5. Engage External Support Strategically
If internal capacity is limited, external partners like CIPFA can help. To ensure success:
Be clear on the outputs you want
Ensure the process is collaborative and service-led
Involve heads of service to understand frontline delivery needs
6. Focus on Utilisation and Fit-for-Purpose
Assets should be:
Well-utilised
Fit for purpose
Cost-effective to run
Underused or inefficient buildings should be reviewed for alternative uses or disposal.

Building Strategic Capacity and Fair Evaluation
1. Empower Internal Teams—Don’t Overlook In-House Talent
Many councils already have skilled property professionals. The challenge is freeing them from operational tasks so they can focus on strategic planning.
“Can we free them up from the weeds to be able to look strategically down the line?”
2. Prioritise Relationships and Shared Vision
Early alignment across merging authorities is essential. This includes:
Shared data standards
Common systems
Unified strategic goals
3. Conduct a Capacity Assessment
Authorities must honestly assess their ability to:
Challenge data quality
Evaluate assets strategically
Collaborate across boundaries
This includes addressing siloed decision-making and personality-driven asset control.
4. Create a Fair and Consistent Evaluation Matrix
CIPFA’s Asset Challenge Process evaluates assets through 10 lenses, including:
Utilisation
Running costs
Civic sensitivity
Net zero potential
Strategic fit
This results in a RAG (Red-Amber-Green) rating to guide deeper business case development.
5. Use Business Case Methodologies
Apply models like the HM Treasury Five Case Model to weigh options and support governance decisions. This ensures transparent, evidence-based planning.
6. Respect and Leverage District-Level Expertise
Some district councils have exceptional data and strategies. Counties must show humility and openness to learning from them.
“Collaboration should be based on merit and capability, not hierarchy.”
Culture, Capacity, and the Future of Property Management
1. Power Dynamics Can Undermine Collaboration
“Big Brother, Little Brother” dynamics between counties and districts can erode trust and teamwork. Successful reorganisation depends on mutual respect and equal footing.
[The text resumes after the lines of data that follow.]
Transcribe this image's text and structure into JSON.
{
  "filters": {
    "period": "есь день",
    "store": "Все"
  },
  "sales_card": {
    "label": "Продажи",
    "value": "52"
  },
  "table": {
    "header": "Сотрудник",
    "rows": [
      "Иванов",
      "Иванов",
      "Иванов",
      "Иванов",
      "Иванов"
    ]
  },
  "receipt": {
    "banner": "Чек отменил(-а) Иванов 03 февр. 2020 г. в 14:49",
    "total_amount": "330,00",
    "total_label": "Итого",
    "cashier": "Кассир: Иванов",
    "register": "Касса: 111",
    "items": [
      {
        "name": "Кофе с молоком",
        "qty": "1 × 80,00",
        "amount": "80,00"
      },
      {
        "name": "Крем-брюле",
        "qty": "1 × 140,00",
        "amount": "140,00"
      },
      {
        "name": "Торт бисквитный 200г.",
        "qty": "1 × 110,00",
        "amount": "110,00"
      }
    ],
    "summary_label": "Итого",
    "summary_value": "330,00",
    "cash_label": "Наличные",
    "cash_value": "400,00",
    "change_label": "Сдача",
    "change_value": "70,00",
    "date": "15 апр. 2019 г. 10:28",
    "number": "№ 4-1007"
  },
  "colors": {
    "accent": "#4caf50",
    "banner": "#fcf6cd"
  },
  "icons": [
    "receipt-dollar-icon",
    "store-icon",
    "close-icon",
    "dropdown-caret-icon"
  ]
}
2. Corporate Landlord Model: A Light Touch for Now
The “corporate landlord” concept—centralising property budgets and decision-making—will likely return post-LGR. For now, focus on:
Aligning processes
Standardising ways of working
Preparing for future integration
“Right now I’m talking to local authorities about what I would consider to be corporate landlord light.”
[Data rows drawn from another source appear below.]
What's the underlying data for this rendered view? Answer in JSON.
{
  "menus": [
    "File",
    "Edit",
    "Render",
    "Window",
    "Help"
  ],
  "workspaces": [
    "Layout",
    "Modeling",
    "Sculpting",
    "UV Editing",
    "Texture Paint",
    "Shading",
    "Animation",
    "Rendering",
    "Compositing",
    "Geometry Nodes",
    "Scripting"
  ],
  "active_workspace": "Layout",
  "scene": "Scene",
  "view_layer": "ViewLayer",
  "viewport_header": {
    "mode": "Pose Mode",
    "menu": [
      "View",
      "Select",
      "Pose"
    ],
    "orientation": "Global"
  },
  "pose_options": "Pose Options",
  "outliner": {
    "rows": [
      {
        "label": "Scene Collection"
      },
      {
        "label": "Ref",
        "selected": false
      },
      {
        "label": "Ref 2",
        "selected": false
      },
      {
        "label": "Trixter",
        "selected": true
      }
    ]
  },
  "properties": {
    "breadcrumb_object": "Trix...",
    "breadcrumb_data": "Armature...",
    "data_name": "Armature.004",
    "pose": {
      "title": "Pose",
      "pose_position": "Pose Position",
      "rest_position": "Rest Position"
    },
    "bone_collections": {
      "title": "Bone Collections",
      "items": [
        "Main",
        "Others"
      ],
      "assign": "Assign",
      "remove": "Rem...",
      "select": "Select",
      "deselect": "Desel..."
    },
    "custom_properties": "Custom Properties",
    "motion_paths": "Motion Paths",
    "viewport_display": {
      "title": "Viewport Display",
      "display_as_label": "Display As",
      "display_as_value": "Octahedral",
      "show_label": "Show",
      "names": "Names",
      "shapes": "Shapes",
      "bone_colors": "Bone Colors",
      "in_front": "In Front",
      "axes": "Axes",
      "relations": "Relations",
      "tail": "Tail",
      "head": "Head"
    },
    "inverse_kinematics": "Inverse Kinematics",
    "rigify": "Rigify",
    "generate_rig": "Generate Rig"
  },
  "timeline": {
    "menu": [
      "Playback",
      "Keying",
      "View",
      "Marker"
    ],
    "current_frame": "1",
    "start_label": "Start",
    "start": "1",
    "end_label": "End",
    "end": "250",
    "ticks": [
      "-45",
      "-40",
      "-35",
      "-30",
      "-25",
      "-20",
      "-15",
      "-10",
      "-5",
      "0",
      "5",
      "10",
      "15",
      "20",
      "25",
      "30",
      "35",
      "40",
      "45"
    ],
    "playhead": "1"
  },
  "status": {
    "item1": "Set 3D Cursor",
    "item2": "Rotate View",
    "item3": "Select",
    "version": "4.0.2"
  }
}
3. Do the Work Now to Avoid Future Chaos
Councils must act now to:
Assess and challenge their asset base
Build internal or external capacity
Develop a strategic asset plan
This ensures new authorities are set up for success from day one.
4. Final Call to Action
“Your assets should be working for you.”
Take the time now to ensure they are fit for purpose, strategically aligned, and ready for the future. By following these insights and strategies, officers and members responsible for property can ensure that their assets are not only well-managed but also contribute meaningfully to the long-term success and sustainability of the new councils.